Por Julián MARÍAS, de la Real Academia Española, en ABC 22-XI-2001

 

(...) En la actualidad la mentira es demasiado frecuente y demasiado inquietante. No me refiero a los errores, que en principio se pueden aceptar, aunque por supuesto se pueden evitar, sino a la falsedad deliberada, buscada, difundida con grandes recursos, lo cual puede producir una intoxicación de la sociedad, una especie de septicemia que puede poner en peligro la salud colectiva.

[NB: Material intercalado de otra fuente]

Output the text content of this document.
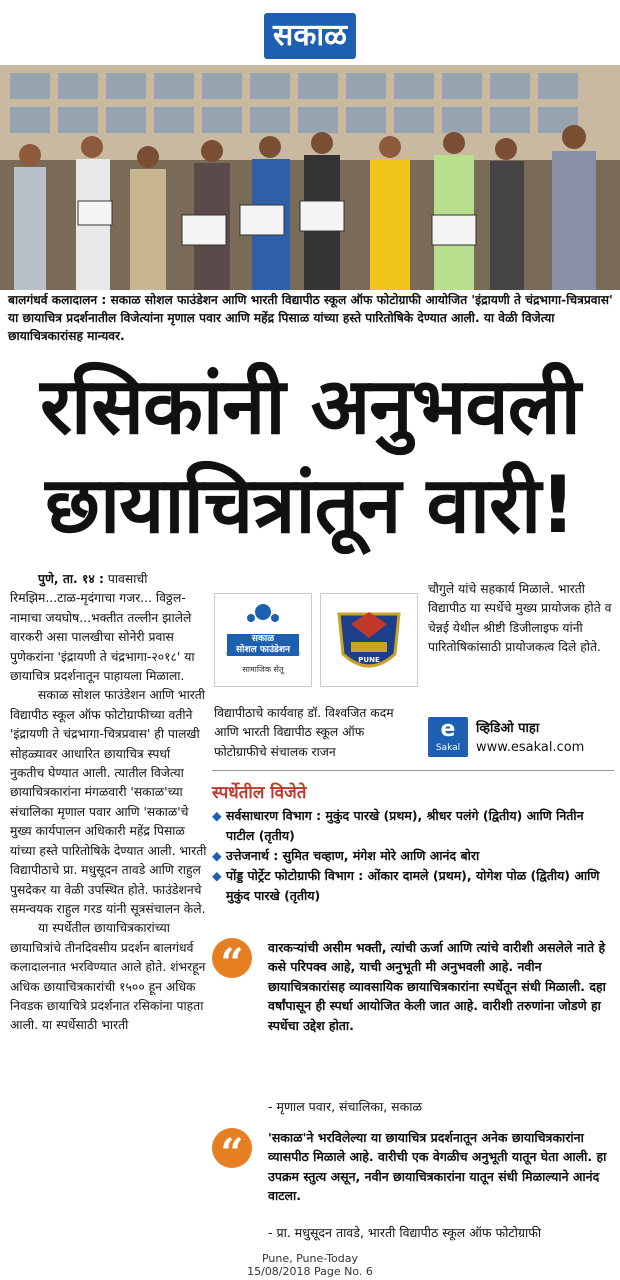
सकाळ
बालगंधर्व कलादालन : सकाळ सोशल फाउंडेशन आणि भारती विद्यापीठ स्कूल ऑफ फोटोग्राफी आयोजित 'इंद्रायणी ते चंद्रभागा-चित्रप्रवास' या छायाचित्र प्रदर्शनातील विजेत्यांना मृणाल पवार आणि महेंद्र पिसाळ यांच्या हस्ते पारितोषिके देण्यात आली. या वेळी विजेत्या छायाचित्रकारांसह मान्यवर.
रसिकांनी अनुभवली
छायाचित्रांतून वारी!

पुणे, ता. १४ : पावसाची रिमझिम...टाळ-मृदंगाचा गजर... विठ्ठल-नामाचा जयघोष...भक्तीत तल्लीन झालेले वारकरी असा पालखीचा सोनेरी प्रवास पुणेकरांना 'इंद्रायणी ते चंद्रभागा-२०१८' या छायाचित्र प्रदर्शनातून पाहायला मिळाला.

सकाळ सोशल फाउंडेशन आणि भारती विद्यापीठ स्कूल ऑफ फोटोग्राफीच्या वतीने 'इंद्रायणी ते चंद्रभागा-चित्रप्रवास' ही पालखी सोहळ्यावर आधारित छायाचित्र स्पर्धा नुकतीच घेण्यात आली. त्यातील विजेत्या छायाचित्रकारांना मंगळवारी 'सकाळ'च्या संचालिका मृणाल पवार आणि 'सकाळ'चे मुख्य कार्यपालन अधिकारी महेंद्र पिसाळ यांच्या हस्ते पारितोषिके देण्यात आली. भारती विद्यापीठाचे प्रा. मधुसूदन तावडे आणि राहुल पुसदेकर या वेळी उपस्थित होते. फाउंडेशनचे समन्वयक राहुल गरड यांनी सूत्रसंचालन केले.

या स्पर्धेतील छायाचित्रकारांच्या छायाचित्रांचे तीनदिवसीय प्रदर्शन बालगंधर्व कलादालनात भरविण्यात आले होते. शंभरहून अधिक छायाचित्रकारांची १५०० हून अधिक निवडक छायाचित्रे प्रदर्शनात रसिकांना पाहता आली. या स्पर्धेसाठी भारती

सकाळ
सोशल फाउंडेशन
सामाजिक सेतू
PUNE
विद्यापीठाचे कार्यवाह डॉ. विश्वजित कदम आणि भारती विद्यापीठ स्कूल ऑफ फोटोग्राफीचे संचालक राजन
चौगुले यांचे सहकार्य मिळाले. भारती विद्यापीठ या स्पर्धेचे मुख्य प्रायोजक होते व चेन्नई येथील श्रीष्टी डिजीलाइफ यांनी पारितोषिकांसाठी प्रायोजकत्व दिले होते.
e
Sakal
व्हिडिओ पाहा
www.esakal.com
स्पर्धेतील विजेते
◆ सर्वसाधारण विभाग : मुकुंद पारखे (प्रथम), श्रीधर पलंगे (द्वितीय) आणि नितीन पाटील (तृतीय)
◆ उत्तेजनार्थ : सुमित चव्हाण, मंगेश मोरे आणि आनंद बोरा
◆ पोंड्ड पोर्ट्रेट फोटोग्राफी विभाग : ओंकार दामले (प्रथम), योगेश पोळ (द्वितीय) आणि मुकुंद पारखे (तृतीय)
“	वारकऱ्यांची असीम भक्ती, त्यांची ऊर्जा आणि त्यांचे वारीशी असलेले नाते हे कसे परिपक्व आहे, याची अनुभूती मी अनुभवली आहे. नवीन छायाचित्रकारांसह व्यावसायिक छायाचित्रकारांना स्पर्धेतून संधी मिळाली. दहा वर्षांपासून ही स्पर्धा आयोजित केली जात आहे. वारीशी तरुणांना जोडणे हा स्पर्धेचा उद्देश होता.
- मृणाल पवार, संचालिका, सकाळ
“	'सकाळ'ने भरविलेल्या या छायाचित्र प्रदर्शनातून अनेक छायाचित्रकारांना व्यासपीठ मिळाले आहे. वारीची एक वेगळीच अनुभूती यातून घेता आली. हा उपक्रम स्तुत्य असून, नवीन छायाचित्रकारांना यातून संधी मिळाल्याने आनंद वाटला.
- प्रा. मधुसूदन तावडे, भारती विद्यापीठ स्कूल ऑफ फोटोग्राफी
Pune, Pune-Today
15/08/2018 Page No. 6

Se miente a sabiendas, como un programa, como un arma que es sin duda desleal y muy peligrosa. La enorme difusión y la eficacia de los medios de comunicación permite que el cuerpo social quede contaminado por la mentira. Sería deseable que la evitaran los que acostumbran segregarla; deberían pensar que la mentira es dañosa también para el que la emite, que es víctima de ella y se condena al profundo descontento propio que engendra. Cuando alguien miente deliberadamente es inevitable pensar que no se estima, que tiene profundo descontento de sí mismo o de lo que pretende representar. Pero en todo caso hay que tener en cuenta la reacción de los demás, de los que quedan «expuestos» a la mentira. Me preocupa la general pasividad con que la mentira se acoge. Algunos, llevados por la fuerza de la propaganda, no la advierten, se podría decir que la aceptan; otros sienten cierto malestar, una impresión de que «no es eso», pero carecen de toda reacción propia. Esto hace que se produzca una amplísima impunidad de la mentira, que esta no tenga sanción ni remedio.

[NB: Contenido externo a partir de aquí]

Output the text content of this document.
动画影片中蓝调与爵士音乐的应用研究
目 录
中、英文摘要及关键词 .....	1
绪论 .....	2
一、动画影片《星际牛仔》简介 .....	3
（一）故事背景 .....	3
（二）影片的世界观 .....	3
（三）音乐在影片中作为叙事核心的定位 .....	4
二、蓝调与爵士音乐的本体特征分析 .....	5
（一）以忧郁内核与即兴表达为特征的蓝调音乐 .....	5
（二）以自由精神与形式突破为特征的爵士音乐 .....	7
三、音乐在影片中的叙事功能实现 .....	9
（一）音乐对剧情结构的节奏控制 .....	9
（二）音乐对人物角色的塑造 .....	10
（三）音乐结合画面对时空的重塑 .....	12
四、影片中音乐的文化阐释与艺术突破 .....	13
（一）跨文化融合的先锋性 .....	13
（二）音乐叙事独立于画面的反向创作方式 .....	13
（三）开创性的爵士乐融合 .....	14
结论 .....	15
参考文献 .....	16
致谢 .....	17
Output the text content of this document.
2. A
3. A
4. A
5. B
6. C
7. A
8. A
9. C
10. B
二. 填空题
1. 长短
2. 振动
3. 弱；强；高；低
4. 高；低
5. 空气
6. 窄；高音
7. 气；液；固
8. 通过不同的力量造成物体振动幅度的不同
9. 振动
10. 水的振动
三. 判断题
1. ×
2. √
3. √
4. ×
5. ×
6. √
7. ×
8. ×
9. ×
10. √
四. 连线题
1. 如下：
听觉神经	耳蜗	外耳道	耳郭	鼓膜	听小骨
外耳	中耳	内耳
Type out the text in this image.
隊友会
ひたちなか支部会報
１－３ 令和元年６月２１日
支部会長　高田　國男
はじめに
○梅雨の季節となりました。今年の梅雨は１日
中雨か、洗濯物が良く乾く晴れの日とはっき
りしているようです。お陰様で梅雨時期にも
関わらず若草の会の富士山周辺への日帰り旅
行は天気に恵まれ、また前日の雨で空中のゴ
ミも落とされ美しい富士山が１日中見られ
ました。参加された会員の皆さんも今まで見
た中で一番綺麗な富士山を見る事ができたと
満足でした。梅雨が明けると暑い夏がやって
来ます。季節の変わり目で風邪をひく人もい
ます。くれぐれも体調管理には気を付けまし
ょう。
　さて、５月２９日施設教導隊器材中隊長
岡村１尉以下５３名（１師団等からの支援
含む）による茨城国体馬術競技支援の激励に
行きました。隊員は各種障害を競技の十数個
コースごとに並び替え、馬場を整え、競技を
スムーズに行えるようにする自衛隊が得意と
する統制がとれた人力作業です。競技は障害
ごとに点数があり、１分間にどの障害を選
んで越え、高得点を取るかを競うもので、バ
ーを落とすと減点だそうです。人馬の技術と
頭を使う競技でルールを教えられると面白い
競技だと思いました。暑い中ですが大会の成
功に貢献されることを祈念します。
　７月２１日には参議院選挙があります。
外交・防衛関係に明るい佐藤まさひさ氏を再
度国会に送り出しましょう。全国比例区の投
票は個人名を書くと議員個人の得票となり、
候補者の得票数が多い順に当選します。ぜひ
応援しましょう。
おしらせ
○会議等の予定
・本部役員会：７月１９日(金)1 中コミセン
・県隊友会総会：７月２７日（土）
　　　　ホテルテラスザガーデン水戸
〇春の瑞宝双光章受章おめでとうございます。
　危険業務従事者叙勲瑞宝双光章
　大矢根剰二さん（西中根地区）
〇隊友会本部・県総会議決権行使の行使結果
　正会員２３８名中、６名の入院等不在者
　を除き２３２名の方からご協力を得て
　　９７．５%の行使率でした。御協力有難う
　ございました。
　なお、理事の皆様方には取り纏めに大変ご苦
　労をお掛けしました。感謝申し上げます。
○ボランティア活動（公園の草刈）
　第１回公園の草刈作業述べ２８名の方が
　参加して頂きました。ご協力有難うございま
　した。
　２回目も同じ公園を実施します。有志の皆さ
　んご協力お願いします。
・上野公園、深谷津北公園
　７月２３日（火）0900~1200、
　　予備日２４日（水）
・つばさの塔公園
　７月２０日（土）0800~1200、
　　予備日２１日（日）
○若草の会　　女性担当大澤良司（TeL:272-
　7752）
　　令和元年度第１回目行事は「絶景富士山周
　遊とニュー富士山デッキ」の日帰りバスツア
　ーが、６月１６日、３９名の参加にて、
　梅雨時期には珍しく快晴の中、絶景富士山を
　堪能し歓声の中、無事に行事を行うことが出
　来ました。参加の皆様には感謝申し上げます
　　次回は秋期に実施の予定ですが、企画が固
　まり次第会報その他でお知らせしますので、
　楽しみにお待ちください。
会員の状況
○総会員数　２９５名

Un hecho importante es que la mayoría de los autores, promotores y difusores de la mentira dependen de la opinión de los demás, intentan influir sobre ella, modificarla, apoyarse en ella para conseguir poder e influencia. Esto quiere decir que buscan el «prestigio», la fuerza que viene de los demás. En este sentido su mejor o peor fortuna depende de la reacción social a sus propósitos. La mentira tiene que ser descubierta, mostrada, hacer que recaiga sobre sus autores o difusores. Esto es lo primero que habría que hacer, lo que haría que supiéramos a qué atenernos sobre cada cual -individuos, agrupaciones, medios de comunicación-. Si esto se realizara con acierto y energía, la impunidad sería evitada en altísima proporción. Se vería que en el fondo no trae cuenta mentir, que esa actitud tan destructora recae en primer lugar sobre los que la realizan.

Estoy pensando en las mentiras notorias, comprobables, que no pueden resistir la confrontación con los hechos, con la realidad. Los que mienten de esta manera no pueden refugiarse en ambigüedades de interpretación, en lo que es discutible. Hay que contrastar lo que se dice con lo que es. Esta operación de saneamiento es perfectamente posible; la única condición es que se haga con atención y claridad.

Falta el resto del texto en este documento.